Friday, March 4, 2016

Sacraments and Ecology

Liturgy 31, no. 2 (2016) is devoted to issues involving Christian Initiation. Peter McGrail’s essay deals with Pope Francis’s encyclical Laudato Si’ on the environment. Here is the introduction to McGrail’s analysis of the Pope’s focus on caring for Earth as it addresses liturgical matters.
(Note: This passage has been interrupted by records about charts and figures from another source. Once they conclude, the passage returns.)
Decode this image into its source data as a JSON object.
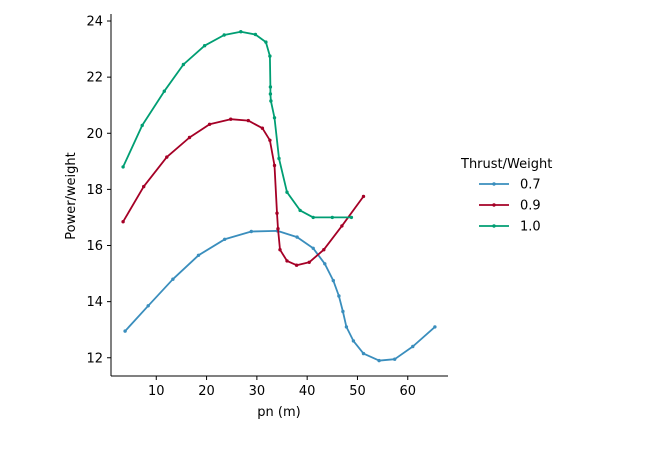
{
  "chart_data": {
    "type": "line",
    "xlabel": "pn (m)",
    "ylabel": "Power/weight",
    "xlim": [
      1.0,
      68.0
    ],
    "ylim": [
      11.35,
      24.25
    ],
    "xticks": [
      10,
      20,
      30,
      40,
      50,
      60
    ],
    "yticks": [
      12,
      14,
      16,
      18,
      20,
      22,
      24
    ],
    "grid": false,
    "legend": {
      "title": "Thrust/Weight",
      "placement": "right"
    },
    "series": [
      {
        "name": "0.7",
        "color": "#3a8ebd",
        "points": [
          [
            3.8,
            12.95
          ],
          [
            8.4,
            13.85
          ],
          [
            13.3,
            14.8
          ],
          [
            18.4,
            15.65
          ],
          [
            23.6,
            16.22
          ],
          [
            28.9,
            16.5
          ],
          [
            34.1,
            16.52
          ],
          [
            38.0,
            16.3
          ],
          [
            41.2,
            15.9
          ],
          [
            43.5,
            15.35
          ],
          [
            45.2,
            14.75
          ],
          [
            46.3,
            14.2
          ],
          [
            47.1,
            13.65
          ],
          [
            47.8,
            13.1
          ],
          [
            49.2,
            12.6
          ],
          [
            51.2,
            12.15
          ],
          [
            54.3,
            11.9
          ],
          [
            57.4,
            11.95
          ],
          [
            61.0,
            12.4
          ],
          [
            65.4,
            13.1
          ]
        ]
      },
      {
        "name": "0.9",
        "color": "#a50026",
        "points": [
          [
            3.4,
            16.85
          ],
          [
            7.5,
            18.1
          ],
          [
            12.1,
            19.15
          ],
          [
            16.6,
            19.85
          ],
          [
            20.6,
            20.32
          ],
          [
            24.8,
            20.5
          ],
          [
            28.3,
            20.45
          ],
          [
            31.1,
            20.18
          ],
          [
            32.6,
            19.75
          ],
          [
            33.5,
            18.85
          ],
          [
            34.0,
            17.15
          ],
          [
            34.2,
            16.6
          ],
          [
            34.6,
            15.85
          ],
          [
            36.0,
            15.45
          ],
          [
            37.9,
            15.3
          ],
          [
            40.4,
            15.4
          ],
          [
            43.3,
            15.85
          ],
          [
            46.9,
            16.7
          ],
          [
            51.2,
            17.75
          ]
        ]
      },
      {
        "name": "1.0",
        "color": "#009e73",
        "points": [
          [
            3.4,
            18.8
          ],
          [
            7.2,
            20.28
          ],
          [
            11.6,
            21.5
          ],
          [
            15.4,
            22.45
          ],
          [
            19.6,
            23.12
          ],
          [
            23.5,
            23.5
          ],
          [
            26.8,
            23.62
          ],
          [
            29.7,
            23.52
          ],
          [
            31.8,
            23.25
          ],
          [
            32.6,
            22.75
          ],
          [
            32.7,
            21.65
          ],
          [
            32.7,
            21.4
          ],
          [
            32.8,
            21.15
          ],
          [
            33.5,
            20.55
          ],
          [
            34.4,
            19.1
          ],
          [
            36.0,
            17.9
          ],
          [
            38.6,
            17.25
          ],
          [
            41.2,
            17.0
          ],
          [
            45.0,
            17.0
          ],
          [
            48.8,
            17.0
          ]
        ]
      }
    ]
  }
}
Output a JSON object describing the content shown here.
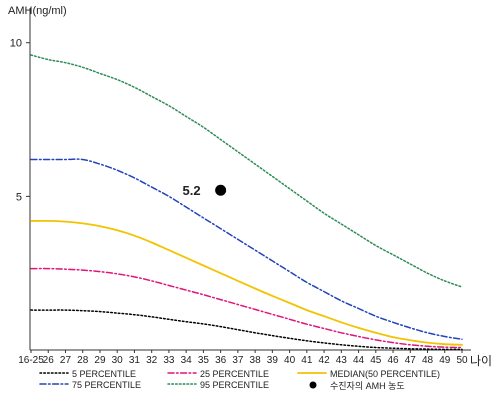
{
  "chart_data": {
    "type": "line",
    "title": "",
    "ylabel": "AMH(ng/ml)",
    "xlabel": "나이",
    "categories": [
      "16-25",
      "26",
      "27",
      "28",
      "29",
      "30",
      "31",
      "32",
      "33",
      "34",
      "35",
      "36",
      "37",
      "38",
      "39",
      "40",
      "41",
      "42",
      "43",
      "44",
      "45",
      "46",
      "47",
      "48",
      "49",
      "50"
    ],
    "ylim": [
      0,
      11
    ],
    "yticks": [
      5,
      10
    ],
    "series": [
      {
        "name": "5 PERCENTILE",
        "color": "#000000",
        "dash": "dot",
        "values": [
          1.3,
          1.3,
          1.3,
          1.28,
          1.25,
          1.2,
          1.15,
          1.08,
          1.0,
          0.92,
          0.85,
          0.76,
          0.66,
          0.56,
          0.47,
          0.38,
          0.3,
          0.23,
          0.17,
          0.12,
          0.08,
          0.06,
          0.04,
          0.03,
          0.02,
          0.02
        ]
      },
      {
        "name": "25 PERCENTILE",
        "color": "#e0147a",
        "dash": "dashdot",
        "values": [
          2.65,
          2.65,
          2.63,
          2.6,
          2.55,
          2.48,
          2.38,
          2.25,
          2.1,
          1.95,
          1.8,
          1.64,
          1.48,
          1.32,
          1.16,
          1.0,
          0.84,
          0.7,
          0.56,
          0.44,
          0.33,
          0.24,
          0.17,
          0.12,
          0.09,
          0.08
        ]
      },
      {
        "name": "MEDIAN(50 PERCENTILE)",
        "color": "#f2c300",
        "dash": "solid",
        "values": [
          4.2,
          4.2,
          4.18,
          4.12,
          4.03,
          3.9,
          3.72,
          3.5,
          3.25,
          3.0,
          2.75,
          2.5,
          2.25,
          2.0,
          1.76,
          1.53,
          1.3,
          1.1,
          0.9,
          0.72,
          0.56,
          0.42,
          0.32,
          0.24,
          0.19,
          0.17
        ]
      },
      {
        "name": "75 PERCENTILE",
        "color": "#2244bb",
        "dash": "dashdot",
        "values": [
          6.2,
          6.2,
          6.2,
          6.2,
          6.05,
          5.85,
          5.6,
          5.3,
          5.0,
          4.65,
          4.3,
          3.95,
          3.6,
          3.25,
          2.9,
          2.55,
          2.2,
          1.9,
          1.6,
          1.35,
          1.1,
          0.9,
          0.72,
          0.56,
          0.44,
          0.35
        ]
      },
      {
        "name": "95 PERCENTILE",
        "color": "#2e8b57",
        "dash": "dot",
        "values": [
          9.6,
          9.45,
          9.35,
          9.2,
          9.0,
          8.8,
          8.55,
          8.25,
          7.95,
          7.6,
          7.25,
          6.85,
          6.45,
          6.05,
          5.65,
          5.25,
          4.85,
          4.45,
          4.1,
          3.75,
          3.4,
          3.1,
          2.8,
          2.5,
          2.25,
          2.05
        ]
      }
    ],
    "annotation": {
      "label": "수진자의 AMH 농도",
      "category": "36",
      "value": 5.2,
      "text": "5.2",
      "color": "#000000"
    },
    "legend": {
      "placement": "bottom"
    }
  }
}
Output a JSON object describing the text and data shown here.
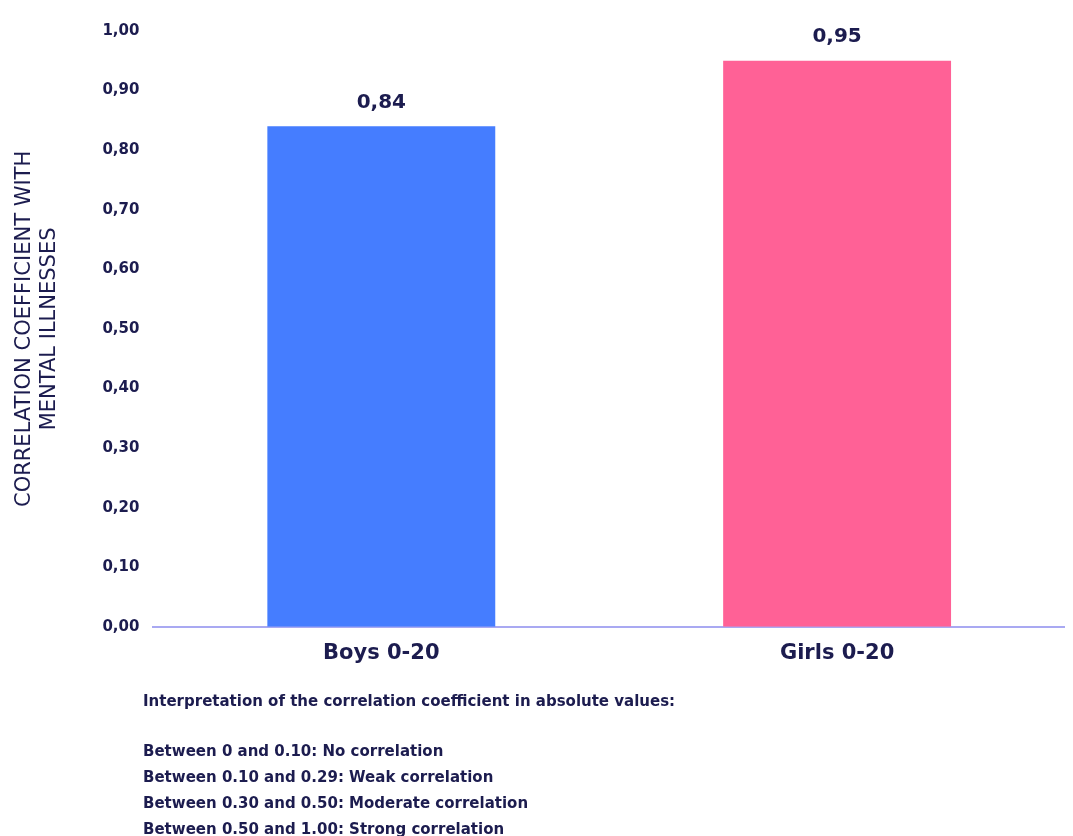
{
  "chart_data": {
    "type": "bar",
    "ylabel": "CORRELATION COEFFICIENT WITH\nMENTAL ILLNESSES",
    "categories": [
      "Boys 0-20",
      "Girls 0-20"
    ],
    "values": [
      0.84,
      0.95
    ],
    "colors": [
      "#457dff",
      "#ff6196"
    ],
    "value_labels": [
      "0,84",
      "0,95"
    ],
    "ylim": [
      0,
      1
    ],
    "yticks": [
      {
        "value": 0,
        "label": "0,00"
      },
      {
        "value": 0.1,
        "label": "0,10"
      },
      {
        "value": 0.2,
        "label": "0,20"
      },
      {
        "value": 0.3,
        "label": "0,30"
      },
      {
        "value": 0.4,
        "label": "0,40"
      },
      {
        "value": 0.5,
        "label": "0,50"
      },
      {
        "value": 0.6,
        "label": "0,60"
      },
      {
        "value": 0.7,
        "label": "0,70"
      },
      {
        "value": 0.8,
        "label": "0,80"
      },
      {
        "value": 0.9,
        "label": "0,90"
      },
      {
        "value": 1,
        "label": "1,00"
      }
    ],
    "grid": false,
    "legend": false,
    "annotations": [
      "Interpretation of the correlation coefficient in absolute values:",
      "Between 0 and 0.10: No correlation",
      "Between 0.10 and 0.29: Weak correlation",
      "Between 0.30 and 0.50: Moderate correlation",
      "Between 0.50 and 1.00: Strong correlation"
    ]
  }
}
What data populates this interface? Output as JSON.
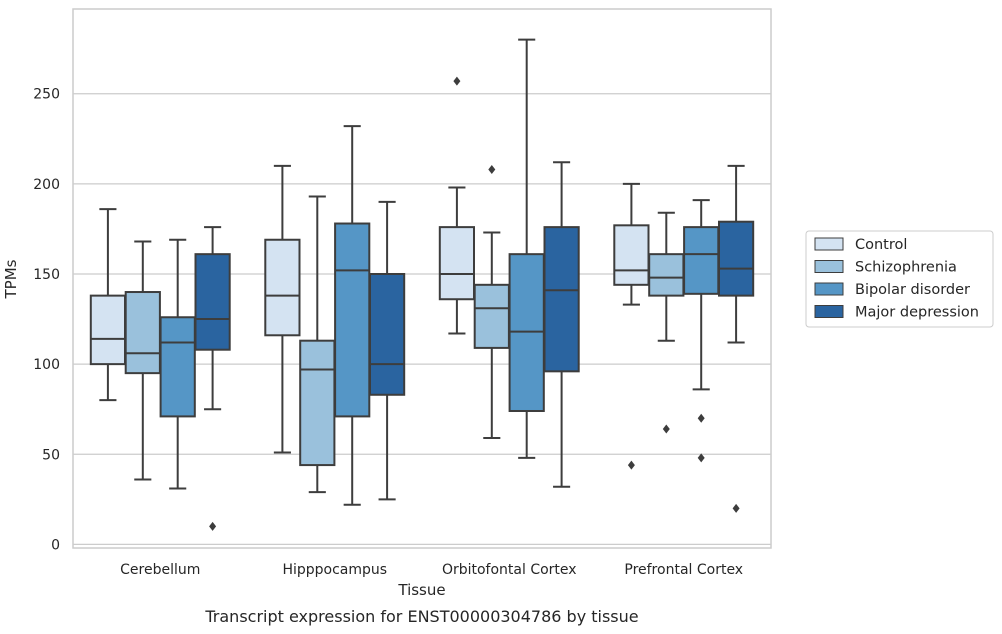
{
  "chart_data": {
    "type": "box",
    "xlabel": "Tissue",
    "ylabel": "TPMs",
    "caption": "Transcript expression for ENST00000304786 by tissue",
    "ylim": [
      -2,
      297
    ],
    "yticks": [
      0,
      50,
      100,
      150,
      200,
      250
    ],
    "grid": "horizontal",
    "legend_position": "right",
    "categories": [
      "Cerebellum",
      "Hipppocampus",
      "Orbitofontal Cortex",
      "Prefrontal Cortex"
    ],
    "series": [
      {
        "name": "Control",
        "color": "#d4e3f2",
        "boxes": [
          {
            "whislo": 80,
            "q1": 100,
            "med": 114,
            "q3": 138,
            "whishi": 186,
            "fliers": []
          },
          {
            "whislo": 51,
            "q1": 116,
            "med": 138,
            "q3": 169,
            "whishi": 210,
            "fliers": []
          },
          {
            "whislo": 117,
            "q1": 136,
            "med": 150,
            "q3": 176,
            "whishi": 198,
            "fliers": [
              257
            ]
          },
          {
            "whislo": 133,
            "q1": 144,
            "med": 152,
            "q3": 177,
            "whishi": 200,
            "fliers": [
              44
            ]
          }
        ]
      },
      {
        "name": "Schizophrenia",
        "color": "#9ac1dc",
        "boxes": [
          {
            "whislo": 36,
            "q1": 95,
            "med": 106,
            "q3": 140,
            "whishi": 168,
            "fliers": []
          },
          {
            "whislo": 29,
            "q1": 44,
            "med": 97,
            "q3": 113,
            "whishi": 193,
            "fliers": []
          },
          {
            "whislo": 59,
            "q1": 109,
            "med": 131,
            "q3": 144,
            "whishi": 173,
            "fliers": [
              208
            ]
          },
          {
            "whislo": 113,
            "q1": 138,
            "med": 148,
            "q3": 161,
            "whishi": 184,
            "fliers": [
              64
            ]
          }
        ]
      },
      {
        "name": "Bipolar disorder",
        "color": "#5596c6",
        "boxes": [
          {
            "whislo": 31,
            "q1": 71,
            "med": 112,
            "q3": 126,
            "whishi": 169,
            "fliers": []
          },
          {
            "whislo": 22,
            "q1": 71,
            "med": 152,
            "q3": 178,
            "whishi": 232,
            "fliers": []
          },
          {
            "whislo": 48,
            "q1": 74,
            "med": 118,
            "q3": 161,
            "whishi": 280,
            "fliers": []
          },
          {
            "whislo": 86,
            "q1": 139,
            "med": 161,
            "q3": 176,
            "whishi": 191,
            "fliers": [
              70,
              48
            ]
          }
        ]
      },
      {
        "name": "Major depression",
        "color": "#2a64a0",
        "boxes": [
          {
            "whislo": 75,
            "q1": 108,
            "med": 125,
            "q3": 161,
            "whishi": 176,
            "fliers": [
              10
            ]
          },
          {
            "whislo": 25,
            "q1": 83,
            "med": 100,
            "q3": 150,
            "whishi": 190,
            "fliers": []
          },
          {
            "whislo": 32,
            "q1": 96,
            "med": 141,
            "q3": 176,
            "whishi": 212,
            "fliers": []
          },
          {
            "whislo": 112,
            "q1": 138,
            "med": 153,
            "q3": 179,
            "whishi": 210,
            "fliers": [
              20
            ]
          }
        ]
      }
    ]
  }
}
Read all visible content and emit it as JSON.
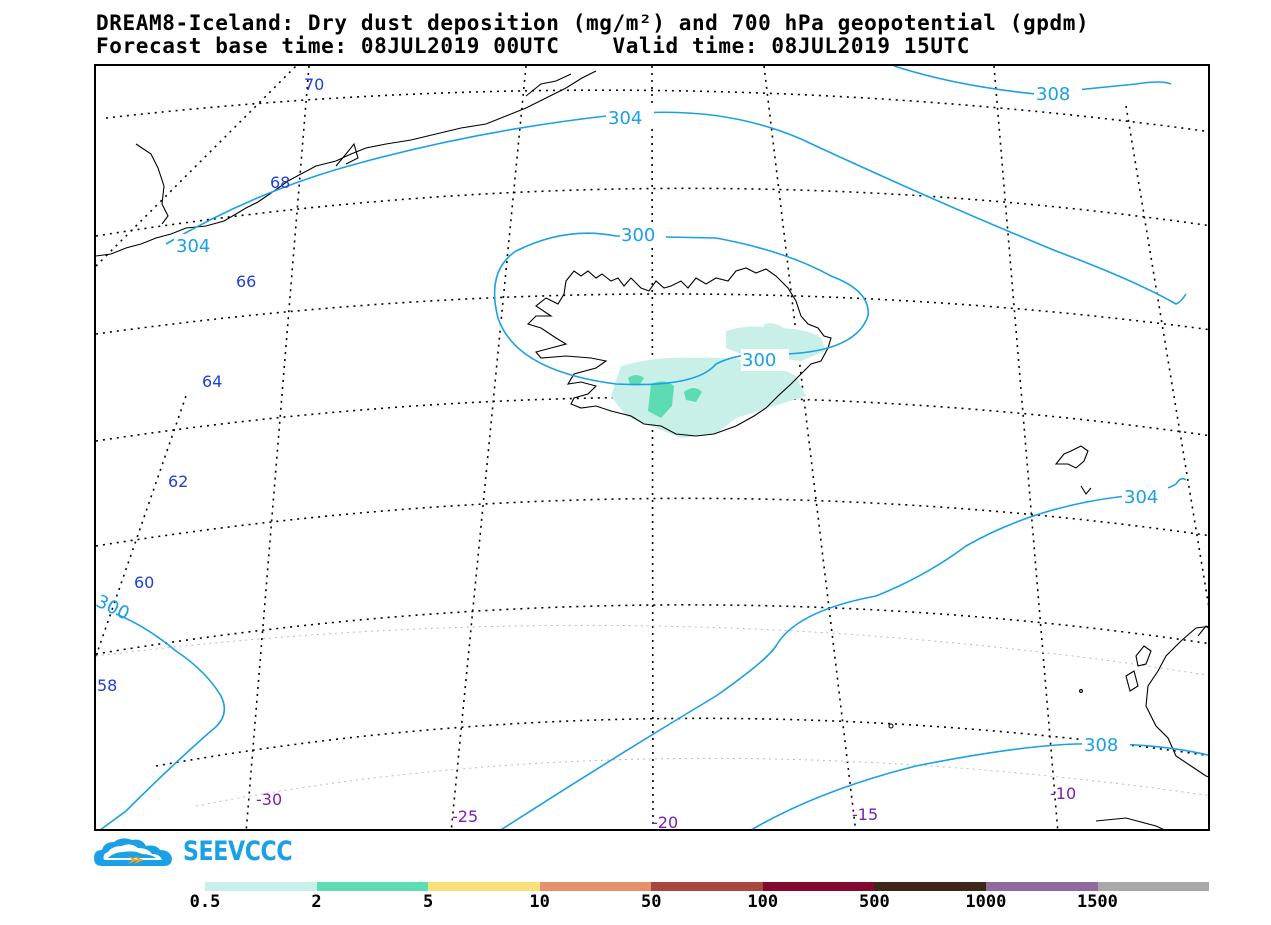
{
  "title": {
    "line1": "DREAM8-Iceland: Dry dust deposition (mg/m²) and 700 hPa geopotential (gpdm)",
    "line2": "Forecast base time: 08JUL2019 00UTC    Valid time: 08JUL2019 15UTC"
  },
  "map": {
    "region": "Iceland",
    "lat_labels": [
      "70",
      "68",
      "66",
      "64",
      "62",
      "60",
      "58"
    ],
    "lon_labels": [
      "-30",
      "-25",
      "-20",
      "-15",
      "-10"
    ],
    "contours": [
      {
        "value": "304",
        "label": "304"
      },
      {
        "value": "308",
        "label": "308"
      },
      {
        "value": "300",
        "label": "300"
      },
      {
        "value": "304",
        "label": "304"
      },
      {
        "value": "300",
        "label": "300"
      },
      {
        "value": "300",
        "label": "300"
      },
      {
        "value": "304",
        "label": "304"
      },
      {
        "value": "308",
        "label": "308"
      }
    ],
    "colors": {
      "contour": "#1aa0e6",
      "coast": "#000000",
      "dust_light": "#c8f0e8",
      "dust_mid": "#5ddcb4"
    }
  },
  "logo": {
    "text": "SEEVCCC"
  },
  "legend": {
    "colors": [
      "#c8f0e8",
      "#5ddcb4",
      "#f7e27a",
      "#e8906a",
      "#a8483c",
      "#820a2e",
      "#3d2718",
      "#906a9c",
      "#a8a8a8"
    ],
    "labels": [
      "0.5",
      "2",
      "5",
      "10",
      "50",
      "100",
      "500",
      "1000",
      "1500"
    ]
  }
}
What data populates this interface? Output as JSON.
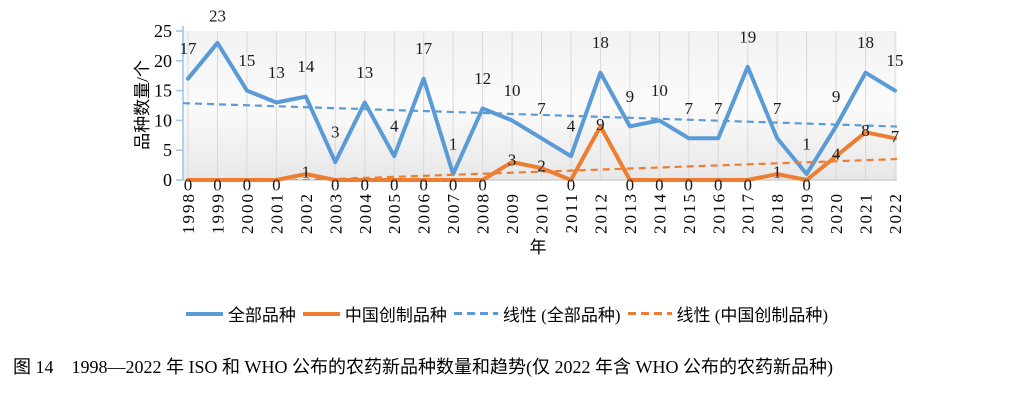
{
  "figure": {
    "caption": "图 14　1998—2022 年 ISO 和 WHO 公布的农药新品种数量和趋势(仅 2022 年含 WHO 公布的农药新品种)"
  },
  "legend": {
    "items": [
      {
        "label": "全部品种",
        "color": "#5B9BD5",
        "dash": false
      },
      {
        "label": "中国创制品种",
        "color": "#ED7D31",
        "dash": false
      },
      {
        "label": "线性 (全部品种)",
        "color": "#5B9BD5",
        "dash": true
      },
      {
        "label": "线性 (中国创制品种)",
        "color": "#ED7D31",
        "dash": true
      }
    ]
  },
  "chart_data": {
    "type": "line",
    "title": "",
    "xlabel": "年",
    "ylabel": "品种数量/个",
    "ylim": [
      0,
      25
    ],
    "yticks": [
      0,
      5,
      10,
      15,
      20,
      25
    ],
    "grid": "vertical",
    "legend_position": "bottom",
    "axis_color": "#9DC3E6",
    "xaxis_color": "#BFBFBF",
    "gridline_color": "#D9D9D9",
    "label_color": "#1a1a1a",
    "x": [
      1998,
      1999,
      2000,
      2001,
      2002,
      2003,
      2004,
      2005,
      2006,
      2007,
      2008,
      2009,
      2010,
      2011,
      2012,
      2013,
      2014,
      2015,
      2016,
      2017,
      2018,
      2019,
      2020,
      2021,
      2022
    ],
    "series": [
      {
        "name": "全部品种",
        "color": "#5B9BD5",
        "style": "solid",
        "values": [
          17,
          23,
          15,
          13,
          14,
          3,
          13,
          4,
          17,
          1,
          12,
          10,
          7,
          4,
          18,
          9,
          10,
          7,
          7,
          19,
          7,
          1,
          9,
          18,
          15
        ]
      },
      {
        "name": "中国创制品种",
        "color": "#ED7D31",
        "style": "solid",
        "values": [
          0,
          0,
          0,
          0,
          1,
          0,
          0,
          0,
          0,
          0,
          0,
          3,
          2,
          0,
          9,
          0,
          0,
          0,
          0,
          0,
          1,
          0,
          4,
          8,
          7
        ]
      }
    ],
    "trendlines": [
      {
        "name": "线性 (全部品种)",
        "color": "#5B9BD5",
        "start_value": 12.86,
        "end_value": 8.98
      },
      {
        "name": "线性 (中国创制品种)",
        "color": "#ED7D31",
        "start_value": -0.7,
        "end_value": 3.5
      }
    ]
  }
}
Fifty years on from Vatican II, the lack of any sustained consideration of the environment in its various constitutions, decrees, and declarations is striking. For example, half of the Constitution on the Church in the Modern World was devoted to detailed consideration of “more urgent problems” – yet the environment was not ranked among them. (See http://www.vatican.va/archive/hist_councils/ii_vatican_council/documents/vat-ii_const_19651207_gaudium-et-spes_en.html)
 
The Council Fathers were reflecting the preoccupations of their time. In the intervening half-century, global perspectives on the issue have changed; today environmental concerns form an arena for passionate political, economic, and scientific debate.
 
 Not surprisingly, therefore, Pope Francis’s second encyclical letter, “Laudato Si’: On Care for Our Common Home” (http://w2.vatican.va/content/francesco/en/encyclicals/documents/papa-francesco_20150524_enciclica-laudato-si.html) has provoked strong and disparate responses. Many Catholics have received it as a timely challenge to review their own priorities and practices. From other quarters the complaint is heard that the Pope has overstepped his legitimate remit by pronouncing on highly disputed interpretations of economic science or by closing down debate as to what responsibility (if any) should be assigned to human beings in the processes of global warming. That the letter should have catalyzed such strong, and at times vehement, responses is hardly surprising; it is difficult to avoid the impression that Pope Francis sets out to be challenging.
 
While the challenge posed by Laudato Si’ to politicians, economists, and diocesan sustainability planners is pretty self-evident, the letter addresses wider audiences, including those responsible for catechumens. At first sight the letter provides food for thought to be explored during the catechumenate period; for example, chapters 4 (“Integral Ecology”) and 6 (“Ecological Education and Spirituality”) offer particularly rich possibilities for catechetical use along the journey of conversion. Laudato Si’, however, also implies (rather than directly raises) questions of a more mystagogical nature. In focusing our attention on humanity’s dependence upon “our Sister, Mother Earth” (no. 1) for the sustenance of life, the letter challenges us to recognize that we depend upon the same mother for the material symbols that we use in initiating men and women into the Christian life—the water, oil, bread, and wine that articulate the catechumenal process.
 
It is of the nature of symbols to combine—sometimes ambiguously—very different fields of meaning. A careful reading of the letter through a liturgical lens can prompt us to expand our awareness of the fields of meaning operative in the symbols of initiation to include the ecological. This, in turn, gives rise to questions. How, for example, can we presume to immerse the elect in the baptismal bath, anoint them with consecrated oil, or invite them to the table of the Eucharist, without recognizing that the natural signs we use can speak also of the poisoning of the natural world, of unequal access to healthy drinking water, and the social impact of consumption? Can we lead our neophytes forward from the Mysteries without having explored these ambiguities with them? Can we ignore sacramental ecology?

  
Peter McGrail is a priest of the Liverpool Roman Catholic Archdiocese and is head of the Department of Theology, Philosophy, and Religious Studies at Liverpool Hope University, UK.

Peter McGrail, “Initiation and Ecology: Becoming a Christian in the Light of Laudato Si’,” Liturgy 31, no. 2 (2016), 55-62.